Jordan Bardella dénonce le «verrouillage du système» des parrainages

Gauthier Delomez
08h36, le 23 février 2022, modifié à
09h12, le 23 février 2022

Le temps presse pour Marine Le Pen, Éric Zemmour et Jean-Luc Mélenchon. Alors que les trois candidats, crédités de plus de 10% dans les sondages, ont jusqu’au 4 mars pour récolter les 500 parrainages dans l’optique de la présidentielle, le président par intérim du Rassemblement national, Jordan Bardella, a dénoncé mercredi dans l’émission Europe Matin le « verrouillage du système ». « Il y a un peu moins d’un maire sur quatre qui a accordé son parrainage », a regretté l’eurodéputé, qui a appelé les maires à un « sursaut démocratique » au micro de Sonia Mabrouk.

« Beaucoup de maires reçoivent des pressions »

Le 22 février, Marine Le Pen compte 393 signatures validées par le Conseil constitutionnel. Pour maximiser ses chances, la candidate du RN a décidé mardi de suspendre sa campagne de terrain pour contacter les élus qui peuvent toujours parrainer un candidat. « Il y a 42.000 maires (élus, ndlr) et que pour se présenter, il faut 500 parrainages de grands électeurs ou de maires. Marine Le Pen ne les a pas. Le système est verrouillé », a regretté Jordan Bardella sur Europe 1.

Et le président par intérim d’évoquer que cette situation est commune avec ses principaux opposants. « Beaucoup de maires reçoivent des pressions. Parrainer Zemmour, Le Pen, Mélenchon, c’est s’exposer parfois à des rétorsions, à des subventions qu’on n’a pas, des remarques de la part de ses conseillers municipaux, de ses administrés », a-t-il énuméré, soulignant que « beaucoup de maires ne se sentent plus protégés dans l’exercice de leurs fonctions et refusent désormais de parrainer les candidats. »

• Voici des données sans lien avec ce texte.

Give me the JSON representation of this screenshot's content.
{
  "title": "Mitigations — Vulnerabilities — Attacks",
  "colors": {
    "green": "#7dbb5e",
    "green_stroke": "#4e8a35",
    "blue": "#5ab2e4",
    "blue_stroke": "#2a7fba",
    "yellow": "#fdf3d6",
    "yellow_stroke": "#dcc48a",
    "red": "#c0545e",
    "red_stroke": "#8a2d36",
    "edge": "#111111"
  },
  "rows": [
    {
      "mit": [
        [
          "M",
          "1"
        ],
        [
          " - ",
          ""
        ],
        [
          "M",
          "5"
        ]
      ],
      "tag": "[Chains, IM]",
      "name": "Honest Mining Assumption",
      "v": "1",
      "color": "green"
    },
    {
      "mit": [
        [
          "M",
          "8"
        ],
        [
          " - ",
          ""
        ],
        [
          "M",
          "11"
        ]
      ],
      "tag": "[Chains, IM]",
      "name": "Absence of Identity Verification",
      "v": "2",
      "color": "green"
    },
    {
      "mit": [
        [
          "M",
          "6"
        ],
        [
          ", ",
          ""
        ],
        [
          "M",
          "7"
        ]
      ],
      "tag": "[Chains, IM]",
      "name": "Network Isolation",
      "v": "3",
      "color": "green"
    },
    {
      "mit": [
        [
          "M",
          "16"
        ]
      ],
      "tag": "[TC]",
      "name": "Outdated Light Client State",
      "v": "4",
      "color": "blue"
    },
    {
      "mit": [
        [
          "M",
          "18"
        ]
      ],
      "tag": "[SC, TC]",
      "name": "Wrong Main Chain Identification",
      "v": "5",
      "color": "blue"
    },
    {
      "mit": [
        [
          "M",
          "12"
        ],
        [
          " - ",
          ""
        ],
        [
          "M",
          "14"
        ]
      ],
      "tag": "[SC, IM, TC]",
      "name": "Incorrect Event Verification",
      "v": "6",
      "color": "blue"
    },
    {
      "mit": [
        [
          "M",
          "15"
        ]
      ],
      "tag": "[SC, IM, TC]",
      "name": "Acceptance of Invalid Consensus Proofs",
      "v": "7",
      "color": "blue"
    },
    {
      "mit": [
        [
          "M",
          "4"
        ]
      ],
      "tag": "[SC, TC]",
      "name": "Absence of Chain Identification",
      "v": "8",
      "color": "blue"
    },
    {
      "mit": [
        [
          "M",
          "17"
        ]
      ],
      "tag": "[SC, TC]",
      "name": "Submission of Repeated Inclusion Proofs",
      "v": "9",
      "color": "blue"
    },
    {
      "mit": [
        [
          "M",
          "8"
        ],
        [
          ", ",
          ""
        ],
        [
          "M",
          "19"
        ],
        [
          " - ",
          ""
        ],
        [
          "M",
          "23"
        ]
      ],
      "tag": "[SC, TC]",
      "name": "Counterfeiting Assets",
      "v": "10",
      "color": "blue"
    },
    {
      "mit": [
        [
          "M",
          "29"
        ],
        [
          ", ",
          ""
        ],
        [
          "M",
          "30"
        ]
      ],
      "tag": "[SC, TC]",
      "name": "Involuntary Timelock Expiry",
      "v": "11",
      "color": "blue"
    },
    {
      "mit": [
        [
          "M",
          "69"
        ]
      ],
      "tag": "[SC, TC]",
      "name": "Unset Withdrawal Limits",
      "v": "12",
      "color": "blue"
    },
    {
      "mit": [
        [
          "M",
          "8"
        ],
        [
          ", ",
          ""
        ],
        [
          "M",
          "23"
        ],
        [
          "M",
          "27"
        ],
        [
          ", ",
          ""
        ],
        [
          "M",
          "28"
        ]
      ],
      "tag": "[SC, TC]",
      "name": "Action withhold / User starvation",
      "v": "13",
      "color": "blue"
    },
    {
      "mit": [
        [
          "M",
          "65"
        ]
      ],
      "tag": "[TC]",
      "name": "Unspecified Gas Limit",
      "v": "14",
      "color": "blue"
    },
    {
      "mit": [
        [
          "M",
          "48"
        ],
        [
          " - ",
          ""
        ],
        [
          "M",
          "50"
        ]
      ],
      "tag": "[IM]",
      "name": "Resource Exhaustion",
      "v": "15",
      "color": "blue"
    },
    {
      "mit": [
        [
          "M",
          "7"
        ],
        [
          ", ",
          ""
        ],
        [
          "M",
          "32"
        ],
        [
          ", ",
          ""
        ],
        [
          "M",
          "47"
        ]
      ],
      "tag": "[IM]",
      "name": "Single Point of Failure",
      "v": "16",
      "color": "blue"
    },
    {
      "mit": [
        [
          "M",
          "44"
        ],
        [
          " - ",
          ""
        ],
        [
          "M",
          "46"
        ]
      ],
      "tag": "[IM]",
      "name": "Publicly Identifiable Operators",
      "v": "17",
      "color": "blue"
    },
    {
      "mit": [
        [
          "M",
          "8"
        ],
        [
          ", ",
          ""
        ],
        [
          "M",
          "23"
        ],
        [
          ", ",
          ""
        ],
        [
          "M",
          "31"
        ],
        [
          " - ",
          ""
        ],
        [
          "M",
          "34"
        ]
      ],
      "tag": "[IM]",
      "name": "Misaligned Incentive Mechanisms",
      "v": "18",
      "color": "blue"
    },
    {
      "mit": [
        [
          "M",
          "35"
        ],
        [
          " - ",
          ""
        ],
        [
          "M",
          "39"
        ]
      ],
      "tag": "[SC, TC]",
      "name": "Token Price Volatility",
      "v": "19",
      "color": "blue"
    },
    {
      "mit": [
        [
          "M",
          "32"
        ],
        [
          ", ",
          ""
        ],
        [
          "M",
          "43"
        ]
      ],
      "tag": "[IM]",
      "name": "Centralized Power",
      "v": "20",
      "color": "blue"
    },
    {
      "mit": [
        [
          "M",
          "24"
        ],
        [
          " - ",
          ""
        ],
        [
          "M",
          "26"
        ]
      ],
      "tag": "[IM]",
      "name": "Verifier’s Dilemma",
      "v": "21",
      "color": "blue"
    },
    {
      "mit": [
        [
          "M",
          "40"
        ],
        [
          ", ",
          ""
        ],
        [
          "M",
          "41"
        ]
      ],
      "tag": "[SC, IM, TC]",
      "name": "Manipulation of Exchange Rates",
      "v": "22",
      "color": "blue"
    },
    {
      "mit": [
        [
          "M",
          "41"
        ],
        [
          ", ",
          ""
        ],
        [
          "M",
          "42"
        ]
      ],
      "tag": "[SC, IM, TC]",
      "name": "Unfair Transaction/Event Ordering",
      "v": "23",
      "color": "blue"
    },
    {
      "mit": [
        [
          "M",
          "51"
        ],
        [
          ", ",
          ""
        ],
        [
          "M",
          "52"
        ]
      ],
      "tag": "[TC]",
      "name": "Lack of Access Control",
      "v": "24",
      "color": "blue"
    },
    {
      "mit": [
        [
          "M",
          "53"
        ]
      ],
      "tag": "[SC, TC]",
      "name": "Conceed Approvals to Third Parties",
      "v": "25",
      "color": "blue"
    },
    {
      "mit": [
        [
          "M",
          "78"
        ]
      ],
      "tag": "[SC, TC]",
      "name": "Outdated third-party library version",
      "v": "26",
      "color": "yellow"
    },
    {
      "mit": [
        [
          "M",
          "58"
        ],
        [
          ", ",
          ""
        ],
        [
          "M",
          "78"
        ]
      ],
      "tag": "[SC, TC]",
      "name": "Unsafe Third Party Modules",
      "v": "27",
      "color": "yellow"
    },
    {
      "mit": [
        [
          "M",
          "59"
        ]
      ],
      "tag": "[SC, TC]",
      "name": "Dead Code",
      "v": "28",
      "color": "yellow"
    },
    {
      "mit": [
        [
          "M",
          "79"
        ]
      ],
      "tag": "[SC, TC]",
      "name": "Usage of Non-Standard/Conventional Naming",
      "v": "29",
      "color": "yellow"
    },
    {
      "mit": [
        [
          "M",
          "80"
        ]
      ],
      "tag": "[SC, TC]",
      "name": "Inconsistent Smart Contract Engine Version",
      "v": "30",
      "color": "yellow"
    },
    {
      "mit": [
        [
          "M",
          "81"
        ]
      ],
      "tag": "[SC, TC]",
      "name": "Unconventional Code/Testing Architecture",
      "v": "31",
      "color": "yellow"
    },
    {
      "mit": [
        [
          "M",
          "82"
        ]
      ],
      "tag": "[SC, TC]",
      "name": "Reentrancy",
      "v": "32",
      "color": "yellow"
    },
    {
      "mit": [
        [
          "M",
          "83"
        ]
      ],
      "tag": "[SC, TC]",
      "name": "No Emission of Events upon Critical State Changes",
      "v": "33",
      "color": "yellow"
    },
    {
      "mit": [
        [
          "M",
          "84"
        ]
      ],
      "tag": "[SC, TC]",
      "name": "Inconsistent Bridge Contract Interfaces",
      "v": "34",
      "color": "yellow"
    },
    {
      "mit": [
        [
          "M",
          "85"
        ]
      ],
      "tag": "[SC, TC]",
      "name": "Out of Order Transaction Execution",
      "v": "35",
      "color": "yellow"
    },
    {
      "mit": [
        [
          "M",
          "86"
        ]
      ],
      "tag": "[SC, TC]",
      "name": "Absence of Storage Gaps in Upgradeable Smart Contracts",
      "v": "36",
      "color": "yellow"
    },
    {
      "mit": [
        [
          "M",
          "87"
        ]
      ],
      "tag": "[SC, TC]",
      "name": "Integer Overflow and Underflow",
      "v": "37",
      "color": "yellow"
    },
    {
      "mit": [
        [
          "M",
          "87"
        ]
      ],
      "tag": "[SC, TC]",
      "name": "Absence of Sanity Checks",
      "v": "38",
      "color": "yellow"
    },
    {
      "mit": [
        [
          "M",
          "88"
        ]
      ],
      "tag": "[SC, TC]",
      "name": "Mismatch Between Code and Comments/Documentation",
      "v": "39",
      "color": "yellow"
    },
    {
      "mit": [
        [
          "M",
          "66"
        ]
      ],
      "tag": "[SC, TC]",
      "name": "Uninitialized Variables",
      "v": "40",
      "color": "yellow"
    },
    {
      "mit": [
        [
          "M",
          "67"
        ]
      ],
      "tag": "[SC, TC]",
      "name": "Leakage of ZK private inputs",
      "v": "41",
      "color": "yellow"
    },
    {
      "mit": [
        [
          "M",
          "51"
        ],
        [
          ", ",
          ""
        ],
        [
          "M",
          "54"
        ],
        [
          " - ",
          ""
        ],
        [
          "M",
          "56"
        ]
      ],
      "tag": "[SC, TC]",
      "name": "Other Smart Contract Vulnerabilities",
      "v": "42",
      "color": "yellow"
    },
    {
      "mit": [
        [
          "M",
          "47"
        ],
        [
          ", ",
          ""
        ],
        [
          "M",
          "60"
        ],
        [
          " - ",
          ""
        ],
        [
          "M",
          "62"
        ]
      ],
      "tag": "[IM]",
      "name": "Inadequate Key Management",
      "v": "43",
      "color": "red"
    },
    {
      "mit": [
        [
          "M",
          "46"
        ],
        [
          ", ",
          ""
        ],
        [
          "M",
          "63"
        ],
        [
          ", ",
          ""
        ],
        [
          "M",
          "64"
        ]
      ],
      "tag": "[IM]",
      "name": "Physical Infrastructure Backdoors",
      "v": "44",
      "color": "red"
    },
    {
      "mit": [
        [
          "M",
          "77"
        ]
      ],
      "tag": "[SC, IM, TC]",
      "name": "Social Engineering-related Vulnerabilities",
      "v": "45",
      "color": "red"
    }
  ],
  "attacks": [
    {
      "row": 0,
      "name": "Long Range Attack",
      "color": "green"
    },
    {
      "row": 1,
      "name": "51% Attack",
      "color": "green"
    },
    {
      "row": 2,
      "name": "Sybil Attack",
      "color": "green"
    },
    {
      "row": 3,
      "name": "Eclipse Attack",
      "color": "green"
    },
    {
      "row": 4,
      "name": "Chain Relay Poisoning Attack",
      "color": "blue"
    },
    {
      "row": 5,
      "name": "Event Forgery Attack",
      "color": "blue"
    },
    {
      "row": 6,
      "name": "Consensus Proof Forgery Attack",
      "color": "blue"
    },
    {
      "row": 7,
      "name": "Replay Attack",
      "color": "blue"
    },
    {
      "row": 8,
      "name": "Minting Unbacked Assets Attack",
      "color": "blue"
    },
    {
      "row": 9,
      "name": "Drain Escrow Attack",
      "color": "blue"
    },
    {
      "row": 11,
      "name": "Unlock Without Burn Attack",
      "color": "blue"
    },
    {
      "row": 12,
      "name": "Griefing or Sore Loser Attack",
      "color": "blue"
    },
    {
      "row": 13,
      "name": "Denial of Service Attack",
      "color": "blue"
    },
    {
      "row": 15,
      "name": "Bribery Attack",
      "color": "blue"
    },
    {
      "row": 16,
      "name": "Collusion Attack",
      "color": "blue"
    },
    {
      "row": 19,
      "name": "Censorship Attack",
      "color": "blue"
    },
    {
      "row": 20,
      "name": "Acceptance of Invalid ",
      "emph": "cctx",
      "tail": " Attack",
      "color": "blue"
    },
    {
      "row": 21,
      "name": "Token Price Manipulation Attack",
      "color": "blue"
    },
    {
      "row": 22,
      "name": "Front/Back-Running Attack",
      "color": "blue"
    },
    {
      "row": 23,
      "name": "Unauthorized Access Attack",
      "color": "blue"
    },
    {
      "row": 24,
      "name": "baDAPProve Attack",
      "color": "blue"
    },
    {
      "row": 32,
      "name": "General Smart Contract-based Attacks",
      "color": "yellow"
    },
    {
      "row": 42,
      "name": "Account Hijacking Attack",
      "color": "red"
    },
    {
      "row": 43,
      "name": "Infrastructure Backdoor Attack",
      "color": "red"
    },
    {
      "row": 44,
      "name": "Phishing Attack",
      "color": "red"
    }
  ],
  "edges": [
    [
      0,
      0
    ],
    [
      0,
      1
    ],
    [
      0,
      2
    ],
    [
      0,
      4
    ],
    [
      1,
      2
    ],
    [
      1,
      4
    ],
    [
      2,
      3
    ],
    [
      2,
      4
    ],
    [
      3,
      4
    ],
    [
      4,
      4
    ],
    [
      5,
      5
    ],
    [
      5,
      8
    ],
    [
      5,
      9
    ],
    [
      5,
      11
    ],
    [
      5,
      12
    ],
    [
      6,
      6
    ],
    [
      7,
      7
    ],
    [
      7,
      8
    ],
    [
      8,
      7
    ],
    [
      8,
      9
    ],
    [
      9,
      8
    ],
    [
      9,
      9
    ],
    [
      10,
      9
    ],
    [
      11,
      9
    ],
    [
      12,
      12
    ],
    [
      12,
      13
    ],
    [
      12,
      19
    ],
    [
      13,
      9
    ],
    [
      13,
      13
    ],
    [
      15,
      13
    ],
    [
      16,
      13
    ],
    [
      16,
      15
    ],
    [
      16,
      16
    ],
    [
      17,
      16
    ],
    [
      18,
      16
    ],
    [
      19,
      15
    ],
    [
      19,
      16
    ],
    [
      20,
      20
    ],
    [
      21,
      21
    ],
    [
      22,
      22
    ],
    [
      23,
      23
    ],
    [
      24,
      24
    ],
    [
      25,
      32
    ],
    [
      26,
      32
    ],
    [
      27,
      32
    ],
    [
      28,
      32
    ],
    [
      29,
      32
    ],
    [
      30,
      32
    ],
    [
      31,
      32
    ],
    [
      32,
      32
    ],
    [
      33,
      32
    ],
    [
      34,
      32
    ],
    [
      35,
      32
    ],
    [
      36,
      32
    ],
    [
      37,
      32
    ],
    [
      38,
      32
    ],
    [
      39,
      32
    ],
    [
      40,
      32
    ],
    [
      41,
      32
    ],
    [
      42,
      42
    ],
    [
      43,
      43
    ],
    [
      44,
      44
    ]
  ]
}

Bardella salue l’initiative de BayrouJordan Bardella a martelé que le parrainage ne vaut pas soutien. Une position partagée par le Premier ministre Jean Castex, qui a lancé un appel aux maires mardi, et par le président du MoDem François Bayrou à l’origine il y a quelques semaines d’un site internet à destination des candidats bien placés dans les sondages, mais qui peinent à obtenir les signatures requises. « Je salue sa démarche », a assuré l’eurodéputé vis-à-vis de François Bayrou. « On a beaucoup de désaccords, mais il a toujours été attaché à la démocratie. »Les parrainages d’Anne Hidalgo posent « un problème démocratique »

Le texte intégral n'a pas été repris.